Given the importance of obtaining valuable on the ground knowledge about MDR-TB interventions, it was therefore surprising that this topic made up only a small fraction of MDR-TB research.

Few publications on diagnostics within MDR-TB research

The next topic (topic 3) was relatively well-defined as ‘Diagnostics’ based on the presence of characteristic words (eg. assay, detection, rif, rapid, mods, sensitivity, dst, test, culture, specificity, mdrtbplus, genotype, xpert) and papers confirming the topic content, a topic that made up only 11% of MDR-TB research output. Although this search was centred around MDR-TB, and Diagnostic research may be more abundant if the wider search term TB/tuberculosis was used, these results mirror the finding of WHO’s 2017 Policy Paper on Global Investments in TB R&D, where the Diagnostics field received only 9% of funding in the years 2009-2015.

This lack of investment in Diagnostics R&D can therefore be directly observed in the low research output on Diagnostics within the MDR-TB field.

Immunology of MDR-TB, a field for development?

The last two well-defined topics are similar in size and were labelled as ‘Molecular typing’ (topic 0) and ‘Immunology’ (topic 6). Despite the small numbers of articles containing words that made up these topics, these articles did appear specific and conveyed a trend towards a specific grouping. This was particularly evident with the topic labelled as Immunology. Despite the low number of words present in this topic, these words were specific for immunological concepts such as cell, blood, ifn_gamma, immune, vaccine, plasma and il_2. The top articles in the topic, which discussed the differences and defects in the immune responses of MDR-TB patients suggest that this is a coherent topic of research.

Unlike research efforts in TB immunology related to vaccine research and development, the immunology of MDR-TB is a subject area that has not yet boomed. This may represent a research area that could be developed further for its potential in the development of immunological biomarkers as some articles in this topic suggest that the immune responses to MDR-TB may be distinct from that of drug-susceptible TB.
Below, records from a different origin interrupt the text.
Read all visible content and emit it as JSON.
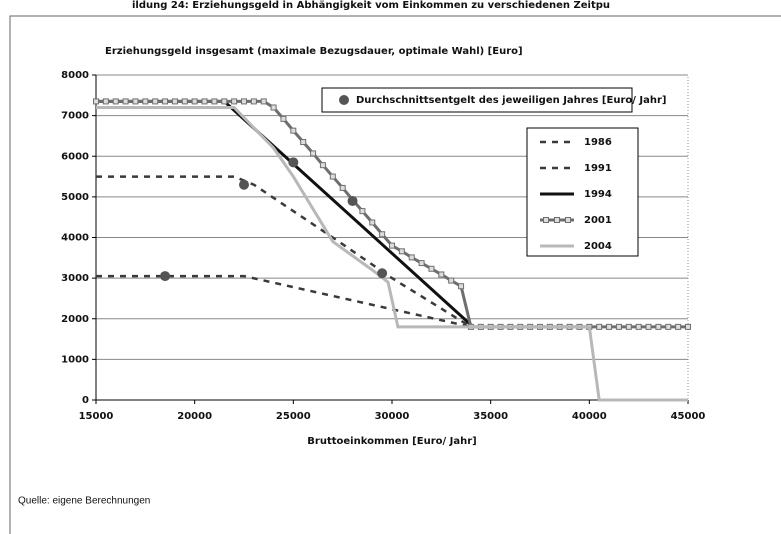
{
  "caption": "ildung 24: Erziehungsgeld in Abhängigkeit vom Einkommen zu verschiedenen Zeitpu",
  "source": "Quelle: eigene Berechnungen",
  "chart_data": {
    "type": "line",
    "title": "Erziehungsgeld insgesamt (maximale Bezugsdauer, optimale Wahl) [Euro]",
    "x_label": "Bruttoeinkommen [Euro/ Jahr]",
    "xlim": [
      15000,
      45000
    ],
    "xticks": [
      15000,
      20000,
      25000,
      30000,
      35000,
      40000,
      45000
    ],
    "ylim": [
      0,
      8000
    ],
    "yticks": [
      0,
      1000,
      2000,
      3000,
      4000,
      5000,
      6000,
      7000,
      8000
    ],
    "grid": true,
    "series": [
      {
        "name": "1986",
        "color": "#3a3a3a",
        "dash": true,
        "x": [
          15000,
          22500,
          34000
        ],
        "values": [
          3050,
          3050,
          1800
        ]
      },
      {
        "name": "1991",
        "color": "#3a3a3a",
        "dash": true,
        "x": [
          15000,
          22000,
          23000,
          27000,
          30000,
          34000
        ],
        "values": [
          5500,
          5500,
          5300,
          4000,
          3000,
          1800
        ]
      },
      {
        "name": "1994",
        "color": "#111111",
        "dash": false,
        "x": [
          15000,
          21500,
          34000
        ],
        "values": [
          7350,
          7350,
          1850
        ]
      },
      {
        "name": "2001",
        "color": "#6e6e6e",
        "dash": false,
        "markers": true,
        "x": [
          15000,
          15500,
          16000,
          16500,
          17000,
          17500,
          18000,
          18500,
          19000,
          19500,
          20000,
          20500,
          21000,
          21500,
          22000,
          22500,
          23000,
          23500,
          24000,
          24500,
          25000,
          25500,
          26000,
          26500,
          27000,
          27500,
          28000,
          28500,
          29000,
          29500,
          30000,
          30500,
          31000,
          31500,
          32000,
          32500,
          33000,
          33500,
          34000,
          34500,
          35000,
          35500,
          36000,
          36500,
          37000,
          37500,
          38000,
          38500,
          39000,
          39500,
          40000,
          40500,
          41000,
          41500,
          42000,
          42500,
          43000,
          43500,
          44000,
          44500,
          45000
        ],
        "values": [
          7350,
          7350,
          7350,
          7350,
          7350,
          7350,
          7350,
          7350,
          7350,
          7350,
          7350,
          7350,
          7350,
          7350,
          7350,
          7350,
          7350,
          7350,
          7200,
          6920,
          6630,
          6350,
          6070,
          5780,
          5500,
          5220,
          4930,
          4650,
          4370,
          4080,
          3800,
          3660,
          3510,
          3370,
          3230,
          3090,
          2940,
          2800,
          1800,
          1800,
          1800,
          1800,
          1800,
          1800,
          1800,
          1800,
          1800,
          1800,
          1800,
          1800,
          1800,
          1800,
          1800,
          1800,
          1800,
          1800,
          1800,
          1800,
          1800,
          1800,
          1800
        ]
      },
      {
        "name": "2004",
        "color": "#b8b8b8",
        "dash": false,
        "x": [
          15000,
          22000,
          24000,
          25000,
          27000,
          29000,
          29800,
          30300,
          40000,
          40500,
          45000
        ],
        "values": [
          7200,
          7200,
          6200,
          5500,
          3900,
          3200,
          2900,
          1800,
          1800,
          0,
          0
        ]
      }
    ],
    "points": {
      "name": "Durchschnittsentgelt des jeweiligen Jahres [Euro/ Jahr]",
      "color": "#555555",
      "x": [
        18500,
        22500,
        25000,
        28000,
        29500
      ],
      "values": [
        3050,
        5300,
        5850,
        4900,
        3120
      ]
    }
  }
}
Viewing topic distribution in a citation network

Visually, topic distribution can also be seen via analysis of the MDR-TB citation network. Below, a force diagram algorithm depicts the topics visually when mapped onto the citation network. The largest topic, Treatment optimization can be seen in orange to the left of the network, making up a large part of the network. At the opposite end of the network are Drug-related research (green), Diagnostics (yellow) and Molecular typing (magenta). The force algorithm places articles in proximity according to similarity based on citation links. Thus it is interesting to see that Operational research/public health (blue) can be found closer to the topic Treatment optimization, which is perhaps not surprising given the importance of epidemiology and policy on determining treatment. It is also confirming that the topics of Diagnostic is closely linked to Molecular typing and Drug-related research, which includes the subtopic Resistance genes that forms the basis of any diagnostic development.



Topic modelling is a useful tool that allows us to structure information that exists within a large database such as that found in archives of research articles in order to find patterns that were previously hidden from view. Using this method, research domains became evident, providing insights into the way the MDR-TB field has developed. Once topics have been identified, a multitude of analyses could be conducted further such as investigating the relationship between topics and articles within a citation network or how topics have evolved over time, to name a few.